Wenn Du so an die Beratungsverläufe herangehst, wirst Du erfahren, daß vieles klarer und einfacher zu entwickeln ist. Die Möglichkeiten und Kräfte lassen sich potenzieren. Divergenzen, Konflikte und Widerstände lassen sich schneller und einfacher klären. Man muß als Berater*in kaum noch zurückrudern. Und wir als Berater*innen bekommen sogar vielfältigere positive Rückmeldungen. Das familiensystemische Arbeiten macht also, wenn man es geübt hat, sogar mehr Spaß und Freude als die ausschließliche Arbeit mit Einzelnen.

Ich wiederhole daher aus der 7. Einheit :: Systemtheorie den

Merksatz 4: Rechne in Beratung, Betreuung und Therapie immer mit den Abwesenden.

Wenn wir einen einzelnen Klienten (Kunden) beraten, betreuen, und dieser befindet sich in einer alltäglichen Kommunikation mit seinem sozialen System und wir kennen die dortige Kommunikation (z. B. Beziehungsmuster) nicht, gehen wir verschiedene Risiken ein:

  • Verhalten ist kontextabhängig, -gebunden. In unserem Kontext wird sich ein Klient anders zeigen, verhalten, fühlen, denken als woanders, z. B. im Heimatsystem.
  • Wenn wir mit dem Klienten in eine bestimmte Richtung arbeiten, können wir nicht wissen, in welche Richtung sein soziales System gehen will.
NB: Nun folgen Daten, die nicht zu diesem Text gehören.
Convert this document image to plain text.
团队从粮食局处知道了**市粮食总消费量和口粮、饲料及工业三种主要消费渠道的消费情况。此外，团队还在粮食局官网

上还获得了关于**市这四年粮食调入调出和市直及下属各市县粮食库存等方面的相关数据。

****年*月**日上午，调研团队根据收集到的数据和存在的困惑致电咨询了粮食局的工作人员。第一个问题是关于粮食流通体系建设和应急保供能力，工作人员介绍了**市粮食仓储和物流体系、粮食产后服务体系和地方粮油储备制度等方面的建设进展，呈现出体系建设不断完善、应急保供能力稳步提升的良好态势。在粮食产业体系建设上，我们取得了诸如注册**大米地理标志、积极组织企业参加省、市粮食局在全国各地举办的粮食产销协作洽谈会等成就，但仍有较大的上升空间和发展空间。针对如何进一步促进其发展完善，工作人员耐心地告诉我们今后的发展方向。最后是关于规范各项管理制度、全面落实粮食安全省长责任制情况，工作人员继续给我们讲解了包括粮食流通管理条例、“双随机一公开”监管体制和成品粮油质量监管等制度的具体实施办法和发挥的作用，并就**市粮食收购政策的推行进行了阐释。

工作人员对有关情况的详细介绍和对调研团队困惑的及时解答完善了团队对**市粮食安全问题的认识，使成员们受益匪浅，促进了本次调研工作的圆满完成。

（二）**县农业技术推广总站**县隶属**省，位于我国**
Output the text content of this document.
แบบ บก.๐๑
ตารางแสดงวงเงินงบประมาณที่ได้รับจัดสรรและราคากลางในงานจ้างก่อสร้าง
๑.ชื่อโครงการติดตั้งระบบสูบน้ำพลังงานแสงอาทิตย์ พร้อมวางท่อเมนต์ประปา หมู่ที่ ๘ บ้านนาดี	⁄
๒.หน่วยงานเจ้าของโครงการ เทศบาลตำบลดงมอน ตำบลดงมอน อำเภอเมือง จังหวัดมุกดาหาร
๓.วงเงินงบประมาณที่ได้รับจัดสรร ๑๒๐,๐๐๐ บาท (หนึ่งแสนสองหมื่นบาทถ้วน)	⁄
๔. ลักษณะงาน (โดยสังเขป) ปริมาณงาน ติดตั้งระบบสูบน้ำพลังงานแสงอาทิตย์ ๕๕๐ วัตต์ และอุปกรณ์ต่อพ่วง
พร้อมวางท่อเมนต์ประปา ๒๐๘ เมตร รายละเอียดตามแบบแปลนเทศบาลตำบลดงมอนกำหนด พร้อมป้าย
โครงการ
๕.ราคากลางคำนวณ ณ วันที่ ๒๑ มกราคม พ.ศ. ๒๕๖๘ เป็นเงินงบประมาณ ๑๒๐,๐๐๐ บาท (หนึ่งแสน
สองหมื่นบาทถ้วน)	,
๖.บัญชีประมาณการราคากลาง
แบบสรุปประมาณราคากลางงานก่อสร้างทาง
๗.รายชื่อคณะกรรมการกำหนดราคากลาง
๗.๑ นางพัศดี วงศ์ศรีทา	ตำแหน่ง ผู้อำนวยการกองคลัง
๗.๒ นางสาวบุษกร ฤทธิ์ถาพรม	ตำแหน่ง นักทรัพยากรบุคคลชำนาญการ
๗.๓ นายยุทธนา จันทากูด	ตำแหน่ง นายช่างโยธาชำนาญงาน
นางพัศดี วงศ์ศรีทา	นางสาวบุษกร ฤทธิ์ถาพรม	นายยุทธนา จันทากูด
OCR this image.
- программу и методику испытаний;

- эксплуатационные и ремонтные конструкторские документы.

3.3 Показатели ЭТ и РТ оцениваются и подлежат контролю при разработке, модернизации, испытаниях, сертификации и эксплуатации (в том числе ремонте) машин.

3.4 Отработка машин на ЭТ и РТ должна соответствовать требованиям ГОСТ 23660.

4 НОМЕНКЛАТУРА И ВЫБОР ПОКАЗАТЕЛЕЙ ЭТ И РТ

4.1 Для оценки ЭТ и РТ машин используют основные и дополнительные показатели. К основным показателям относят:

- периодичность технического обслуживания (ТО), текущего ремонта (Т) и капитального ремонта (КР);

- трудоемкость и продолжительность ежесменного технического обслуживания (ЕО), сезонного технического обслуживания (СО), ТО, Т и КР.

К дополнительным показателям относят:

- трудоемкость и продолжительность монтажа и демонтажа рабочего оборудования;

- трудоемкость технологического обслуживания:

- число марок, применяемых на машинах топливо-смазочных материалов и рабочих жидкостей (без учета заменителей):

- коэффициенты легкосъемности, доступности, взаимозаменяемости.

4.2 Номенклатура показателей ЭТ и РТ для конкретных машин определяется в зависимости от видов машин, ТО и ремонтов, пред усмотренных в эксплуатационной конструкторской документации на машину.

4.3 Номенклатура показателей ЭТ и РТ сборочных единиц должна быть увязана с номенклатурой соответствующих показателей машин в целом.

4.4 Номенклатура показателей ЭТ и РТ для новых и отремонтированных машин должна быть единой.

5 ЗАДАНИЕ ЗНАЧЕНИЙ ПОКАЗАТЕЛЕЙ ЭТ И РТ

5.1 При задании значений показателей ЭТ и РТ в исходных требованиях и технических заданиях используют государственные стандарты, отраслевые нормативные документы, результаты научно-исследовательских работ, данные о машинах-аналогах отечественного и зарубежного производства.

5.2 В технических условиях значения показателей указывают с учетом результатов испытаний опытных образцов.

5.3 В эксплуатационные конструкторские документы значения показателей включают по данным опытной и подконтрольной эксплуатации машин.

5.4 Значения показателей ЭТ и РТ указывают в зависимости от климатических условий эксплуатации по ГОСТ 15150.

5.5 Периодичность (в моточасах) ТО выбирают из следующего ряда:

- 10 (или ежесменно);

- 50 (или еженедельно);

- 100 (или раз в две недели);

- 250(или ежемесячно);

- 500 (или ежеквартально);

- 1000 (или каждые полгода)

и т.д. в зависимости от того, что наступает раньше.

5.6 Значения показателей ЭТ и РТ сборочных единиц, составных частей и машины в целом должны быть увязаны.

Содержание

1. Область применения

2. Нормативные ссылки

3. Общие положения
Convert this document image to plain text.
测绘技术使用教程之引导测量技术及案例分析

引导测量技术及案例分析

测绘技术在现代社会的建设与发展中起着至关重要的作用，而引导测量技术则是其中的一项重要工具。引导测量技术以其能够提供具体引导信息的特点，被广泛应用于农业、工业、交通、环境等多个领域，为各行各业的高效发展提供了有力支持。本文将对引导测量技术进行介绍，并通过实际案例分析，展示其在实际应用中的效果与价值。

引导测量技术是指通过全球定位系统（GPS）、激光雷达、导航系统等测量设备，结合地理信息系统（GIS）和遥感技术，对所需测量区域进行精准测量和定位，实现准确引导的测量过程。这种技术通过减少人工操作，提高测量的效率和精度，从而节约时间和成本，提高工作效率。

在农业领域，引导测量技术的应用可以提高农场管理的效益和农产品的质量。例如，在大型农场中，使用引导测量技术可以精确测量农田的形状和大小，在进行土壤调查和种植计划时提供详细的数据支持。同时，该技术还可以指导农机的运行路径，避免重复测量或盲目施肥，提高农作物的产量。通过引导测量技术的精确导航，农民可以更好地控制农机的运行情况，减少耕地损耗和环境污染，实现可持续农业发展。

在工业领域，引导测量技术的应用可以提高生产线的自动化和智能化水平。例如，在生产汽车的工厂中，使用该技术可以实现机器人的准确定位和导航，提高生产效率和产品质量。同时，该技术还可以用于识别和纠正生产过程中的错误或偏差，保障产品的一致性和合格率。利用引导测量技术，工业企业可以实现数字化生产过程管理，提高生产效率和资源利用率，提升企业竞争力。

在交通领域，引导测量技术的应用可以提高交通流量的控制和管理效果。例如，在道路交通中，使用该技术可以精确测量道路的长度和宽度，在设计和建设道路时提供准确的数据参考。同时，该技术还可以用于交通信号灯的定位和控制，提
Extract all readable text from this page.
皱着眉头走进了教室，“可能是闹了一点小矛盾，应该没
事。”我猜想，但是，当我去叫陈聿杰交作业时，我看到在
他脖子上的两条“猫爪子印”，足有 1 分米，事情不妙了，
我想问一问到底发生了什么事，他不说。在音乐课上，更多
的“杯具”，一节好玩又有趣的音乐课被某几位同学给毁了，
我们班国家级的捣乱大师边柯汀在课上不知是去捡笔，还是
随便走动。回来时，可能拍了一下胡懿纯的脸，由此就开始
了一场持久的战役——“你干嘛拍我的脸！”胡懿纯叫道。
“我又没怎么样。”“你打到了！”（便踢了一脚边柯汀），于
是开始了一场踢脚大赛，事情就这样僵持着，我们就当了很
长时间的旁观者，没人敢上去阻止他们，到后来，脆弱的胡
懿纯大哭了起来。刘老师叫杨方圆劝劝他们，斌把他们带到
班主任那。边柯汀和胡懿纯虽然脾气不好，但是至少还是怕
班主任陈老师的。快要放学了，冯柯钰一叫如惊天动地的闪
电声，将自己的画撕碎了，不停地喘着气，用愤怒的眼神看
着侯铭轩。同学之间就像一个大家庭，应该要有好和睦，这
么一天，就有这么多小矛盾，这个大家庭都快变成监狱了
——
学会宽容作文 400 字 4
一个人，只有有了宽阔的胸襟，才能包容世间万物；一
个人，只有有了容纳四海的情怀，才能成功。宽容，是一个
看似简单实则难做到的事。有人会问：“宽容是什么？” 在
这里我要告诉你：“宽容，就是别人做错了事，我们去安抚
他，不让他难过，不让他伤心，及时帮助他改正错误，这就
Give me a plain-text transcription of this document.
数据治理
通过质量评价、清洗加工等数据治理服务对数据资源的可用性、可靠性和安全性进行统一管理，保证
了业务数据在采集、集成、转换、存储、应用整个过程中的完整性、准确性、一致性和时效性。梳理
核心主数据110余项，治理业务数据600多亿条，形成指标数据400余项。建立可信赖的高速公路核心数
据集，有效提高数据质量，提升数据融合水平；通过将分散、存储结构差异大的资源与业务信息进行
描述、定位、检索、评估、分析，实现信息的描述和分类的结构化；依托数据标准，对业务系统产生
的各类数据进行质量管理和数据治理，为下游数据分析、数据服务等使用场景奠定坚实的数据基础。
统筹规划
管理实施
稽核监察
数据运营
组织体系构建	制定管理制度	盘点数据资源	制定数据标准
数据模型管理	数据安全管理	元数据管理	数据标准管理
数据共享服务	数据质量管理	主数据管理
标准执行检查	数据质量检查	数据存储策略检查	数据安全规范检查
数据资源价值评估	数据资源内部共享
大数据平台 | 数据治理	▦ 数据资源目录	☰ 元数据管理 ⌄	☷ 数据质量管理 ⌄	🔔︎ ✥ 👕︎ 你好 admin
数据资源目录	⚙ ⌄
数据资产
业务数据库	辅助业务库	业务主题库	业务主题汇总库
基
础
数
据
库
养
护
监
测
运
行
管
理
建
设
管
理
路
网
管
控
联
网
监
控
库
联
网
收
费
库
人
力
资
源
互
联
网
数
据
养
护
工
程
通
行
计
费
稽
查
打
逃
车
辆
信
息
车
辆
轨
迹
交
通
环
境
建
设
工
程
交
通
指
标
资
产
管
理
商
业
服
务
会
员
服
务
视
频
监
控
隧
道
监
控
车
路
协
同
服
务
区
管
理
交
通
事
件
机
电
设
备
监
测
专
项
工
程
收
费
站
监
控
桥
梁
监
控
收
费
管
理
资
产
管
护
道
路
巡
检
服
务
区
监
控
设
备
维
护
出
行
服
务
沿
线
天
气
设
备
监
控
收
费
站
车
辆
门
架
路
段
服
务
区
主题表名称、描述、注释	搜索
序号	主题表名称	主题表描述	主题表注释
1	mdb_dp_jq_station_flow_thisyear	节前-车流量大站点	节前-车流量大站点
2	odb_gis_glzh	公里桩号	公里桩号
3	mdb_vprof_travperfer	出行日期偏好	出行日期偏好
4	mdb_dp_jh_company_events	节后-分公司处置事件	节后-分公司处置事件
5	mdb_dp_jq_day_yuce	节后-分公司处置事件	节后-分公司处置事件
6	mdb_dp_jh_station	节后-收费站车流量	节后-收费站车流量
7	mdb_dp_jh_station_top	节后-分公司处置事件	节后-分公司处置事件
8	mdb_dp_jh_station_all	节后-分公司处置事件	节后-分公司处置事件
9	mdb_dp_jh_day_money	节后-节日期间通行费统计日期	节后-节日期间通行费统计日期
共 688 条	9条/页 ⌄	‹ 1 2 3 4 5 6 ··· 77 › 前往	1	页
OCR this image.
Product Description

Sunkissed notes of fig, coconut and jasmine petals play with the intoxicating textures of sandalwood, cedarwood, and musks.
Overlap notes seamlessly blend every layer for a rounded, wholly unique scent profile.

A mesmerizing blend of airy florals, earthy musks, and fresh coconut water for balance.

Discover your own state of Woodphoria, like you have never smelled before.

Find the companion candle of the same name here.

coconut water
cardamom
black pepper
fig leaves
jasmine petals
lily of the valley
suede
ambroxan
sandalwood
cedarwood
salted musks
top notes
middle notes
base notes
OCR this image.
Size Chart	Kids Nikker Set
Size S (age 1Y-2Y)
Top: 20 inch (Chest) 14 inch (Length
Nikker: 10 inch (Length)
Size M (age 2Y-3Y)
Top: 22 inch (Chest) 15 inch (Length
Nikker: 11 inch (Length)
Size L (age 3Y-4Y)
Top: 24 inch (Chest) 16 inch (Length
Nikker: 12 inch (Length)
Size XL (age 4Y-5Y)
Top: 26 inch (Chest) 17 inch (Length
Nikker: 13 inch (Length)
Im schlimmsten Fall „zerreist“ es den Klienten zwischen unterschiedlichen Systeminteressen, d. h. wir bringen ihn zusätzlich zu seinen bisherigen Problemlagen möglicherweise in weitere Schwierigkeiten.
  • Wenn wir den Klienten im besten Fall 1x pro Woche für x Minuten sehen, er jedoch an 7 Tagen die Woche „24 h“ im Heimatsystem kommuniziert, wie können wir dann annehmen, daß unsere Kommunikation mit dem Klienten Wirkung zeigen könnte?

Übrigens: Ich habe über 30 Jahre lang familiensystemisch gearbeitet. Meine Erfahrung ist, je selbstverständlicher wir Angehörige beteiligen, desto selbstverständlicher finden es auch die Klient*innen und Kund*innen.